Cholera Toxin B Scaffolded, Focused SIV V2 Epitope Elicits Antibodies That Influence the Risk of SIVmac251 Acquisition in Macaques
Rahman et al., Frontiers in Immunology. 2023.
https://pubmed.ncbi.nlm.nih.gov/37153584/
Previous work has indicated that the production of antibodies against epitopes in the V2 loop of gp120—a protein component of the viral spikes used to infiltrate host cells—correlates with protection from viral acquisition. Researchers assessed the efficacy of a simian immunodeficiency virus (SIV) vaccine consisting of a V2c epitope scaffolded onto cholera toxin B in rhesus macaques of both sexes. Immunized animals generated V2c-specific antibody responses, and differences in the functional antibody and immune cell responses were observed and compared with responses in a historically protective vaccine regimen. Different responses also were observed when varying adjuvants were administered with the vaccines. Thus, full protection against SIV infection might require vaccines against multiple spike epitopes. Supported by ORIP (P51OD011104, R24OD010976) and NIAID.

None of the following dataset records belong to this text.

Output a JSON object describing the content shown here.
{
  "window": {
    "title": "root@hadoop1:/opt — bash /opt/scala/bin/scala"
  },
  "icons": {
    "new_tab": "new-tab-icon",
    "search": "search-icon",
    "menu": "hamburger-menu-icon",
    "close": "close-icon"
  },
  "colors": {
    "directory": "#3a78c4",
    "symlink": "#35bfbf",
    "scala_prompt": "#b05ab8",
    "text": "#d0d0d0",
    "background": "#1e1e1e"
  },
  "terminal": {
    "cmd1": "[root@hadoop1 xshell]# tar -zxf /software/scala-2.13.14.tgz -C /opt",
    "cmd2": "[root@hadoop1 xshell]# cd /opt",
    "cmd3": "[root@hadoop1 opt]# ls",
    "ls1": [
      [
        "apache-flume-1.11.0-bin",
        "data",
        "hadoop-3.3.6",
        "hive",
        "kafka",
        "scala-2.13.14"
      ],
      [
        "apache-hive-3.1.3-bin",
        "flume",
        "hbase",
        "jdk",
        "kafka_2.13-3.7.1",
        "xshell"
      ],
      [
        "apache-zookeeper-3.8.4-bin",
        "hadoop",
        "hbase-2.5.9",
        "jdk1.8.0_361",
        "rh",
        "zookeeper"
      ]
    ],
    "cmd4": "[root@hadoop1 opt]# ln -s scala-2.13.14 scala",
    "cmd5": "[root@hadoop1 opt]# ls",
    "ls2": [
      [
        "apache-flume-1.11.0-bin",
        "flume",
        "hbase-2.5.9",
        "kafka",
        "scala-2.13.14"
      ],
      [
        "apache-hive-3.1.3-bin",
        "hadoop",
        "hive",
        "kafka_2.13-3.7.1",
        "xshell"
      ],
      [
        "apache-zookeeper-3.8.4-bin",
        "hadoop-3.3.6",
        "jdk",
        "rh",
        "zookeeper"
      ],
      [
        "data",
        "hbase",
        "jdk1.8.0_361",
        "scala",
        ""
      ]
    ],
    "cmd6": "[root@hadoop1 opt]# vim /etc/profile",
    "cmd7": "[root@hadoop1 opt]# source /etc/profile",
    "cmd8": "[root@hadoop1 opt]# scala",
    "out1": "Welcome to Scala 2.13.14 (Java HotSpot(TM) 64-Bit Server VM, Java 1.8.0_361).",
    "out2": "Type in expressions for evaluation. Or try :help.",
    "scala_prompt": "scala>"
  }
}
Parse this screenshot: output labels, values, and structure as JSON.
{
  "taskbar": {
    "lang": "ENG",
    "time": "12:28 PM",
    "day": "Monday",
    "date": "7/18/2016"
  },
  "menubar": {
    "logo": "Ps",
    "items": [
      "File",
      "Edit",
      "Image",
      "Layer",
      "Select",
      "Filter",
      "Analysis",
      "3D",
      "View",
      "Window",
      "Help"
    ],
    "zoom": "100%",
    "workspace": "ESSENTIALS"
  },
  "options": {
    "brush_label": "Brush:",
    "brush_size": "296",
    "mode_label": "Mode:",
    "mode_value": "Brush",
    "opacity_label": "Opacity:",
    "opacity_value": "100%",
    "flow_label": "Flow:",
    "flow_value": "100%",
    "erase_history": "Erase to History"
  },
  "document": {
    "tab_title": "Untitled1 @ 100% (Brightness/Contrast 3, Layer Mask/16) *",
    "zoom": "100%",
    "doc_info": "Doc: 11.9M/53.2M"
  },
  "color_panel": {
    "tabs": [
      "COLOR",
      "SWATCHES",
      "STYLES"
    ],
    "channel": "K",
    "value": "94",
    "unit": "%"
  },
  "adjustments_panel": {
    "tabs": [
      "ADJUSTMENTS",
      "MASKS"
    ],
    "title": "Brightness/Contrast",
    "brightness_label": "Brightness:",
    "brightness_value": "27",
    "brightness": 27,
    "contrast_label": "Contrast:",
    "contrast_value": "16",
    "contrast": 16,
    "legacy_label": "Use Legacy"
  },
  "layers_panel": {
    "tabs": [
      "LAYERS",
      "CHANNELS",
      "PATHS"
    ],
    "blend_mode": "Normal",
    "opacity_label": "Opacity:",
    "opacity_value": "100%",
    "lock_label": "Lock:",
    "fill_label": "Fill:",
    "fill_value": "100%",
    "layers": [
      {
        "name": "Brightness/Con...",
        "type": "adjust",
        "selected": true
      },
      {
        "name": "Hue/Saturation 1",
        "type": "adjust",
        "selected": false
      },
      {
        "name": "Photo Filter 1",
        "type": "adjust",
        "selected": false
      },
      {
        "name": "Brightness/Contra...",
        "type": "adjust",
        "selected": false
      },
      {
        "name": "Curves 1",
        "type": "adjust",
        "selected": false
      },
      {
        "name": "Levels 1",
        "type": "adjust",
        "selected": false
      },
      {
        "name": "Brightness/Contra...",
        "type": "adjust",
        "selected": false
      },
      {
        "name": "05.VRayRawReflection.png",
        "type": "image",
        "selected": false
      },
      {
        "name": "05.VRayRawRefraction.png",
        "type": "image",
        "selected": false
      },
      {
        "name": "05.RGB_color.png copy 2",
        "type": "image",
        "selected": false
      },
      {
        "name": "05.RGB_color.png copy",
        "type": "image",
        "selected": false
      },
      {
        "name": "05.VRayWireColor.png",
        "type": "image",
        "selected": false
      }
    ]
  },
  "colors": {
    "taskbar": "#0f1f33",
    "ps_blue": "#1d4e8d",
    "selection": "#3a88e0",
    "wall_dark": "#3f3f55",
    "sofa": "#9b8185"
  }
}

Simian Immunodeficiency Virus and Storage Buffer: Field-Friendly Preservation Methods for RNA Viral Detection in Primate Feces
Wilde et al., mSphere. 2023.
https://www.ncbi.nlm.nih.gov/pmc/articles/PMC10732032/
Simian immunodeficiency virus (SIV) infects more than 40 nonhuman primate (NHP) species in sub-Saharan Africa, but testing in wild NHP populations can be challenging. Researchers compared methods for SIV RNA preservation and recovery from NHP fecal samples stored in four different buffers. The goal of this work was to identify a robust “field-friendly” method (i.e., without freezing or refrigeration) for this effort, and the samples were collected from a mantled guereza colobus housed at the Columbus Zoo and Aquarium. The authors reported that the DNA/RNA shield is an optimal buffer for preserving SIV RNA in fecal samples in the field. Their findings will inform future fieldwork and facilitate improved approaches for studies of SIV and other RNA viruses. Supported by ORIP (P51OD011132) and NIAID.

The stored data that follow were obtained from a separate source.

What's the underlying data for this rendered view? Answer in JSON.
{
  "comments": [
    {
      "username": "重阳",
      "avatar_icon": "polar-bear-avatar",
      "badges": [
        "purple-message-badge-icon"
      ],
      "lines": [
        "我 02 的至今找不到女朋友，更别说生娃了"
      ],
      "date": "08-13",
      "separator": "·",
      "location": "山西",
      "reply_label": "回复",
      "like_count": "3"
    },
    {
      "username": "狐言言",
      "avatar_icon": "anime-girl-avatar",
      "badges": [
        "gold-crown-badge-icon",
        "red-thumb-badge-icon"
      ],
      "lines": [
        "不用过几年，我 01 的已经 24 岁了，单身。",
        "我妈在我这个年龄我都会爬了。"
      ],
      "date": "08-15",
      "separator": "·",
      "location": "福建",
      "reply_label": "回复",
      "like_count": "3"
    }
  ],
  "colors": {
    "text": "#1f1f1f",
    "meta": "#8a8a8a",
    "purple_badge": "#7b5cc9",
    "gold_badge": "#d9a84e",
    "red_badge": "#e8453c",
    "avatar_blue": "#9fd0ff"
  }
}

Lymphoid Tissues Contribute to Plasma Viral Clonotypes Early After Antiretroviral Therapy Interruption in SIV-Infected Rhesus Macaques
Solis-Leal et al., Science Translational Medicine. 2023.
https://pubmed.ncbi.nlm.nih.gov/38091409/
Researchers are interested in better understanding the sources, timing, and mechanisms of HIV rebound that occurs after interruption of antiretroviral therapy (ART). Using rhesus macaques (sex not specified), investigators tracked barcoded simian immunodeficiency virus (SIV) clonotypes over time and among tissues. Among the tissues studied, mesenteric lymph nodes, inguinal lymph nodes, and spleen contained viral barcodes detected in plasma. Additionally, the authors reported that CD4+ T cells harbored the most viral RNA after ART interruption. These tissues are likely to contribute to viral reactivation and rebound after ART interruption, but further studies are needed to evaluate the relative potential contributions from other tissues and organs. Supported by ORIP (P51OD011104, P51OD011133, S10OD028732, S10OD028653), NCI, NIMH, and NINDS.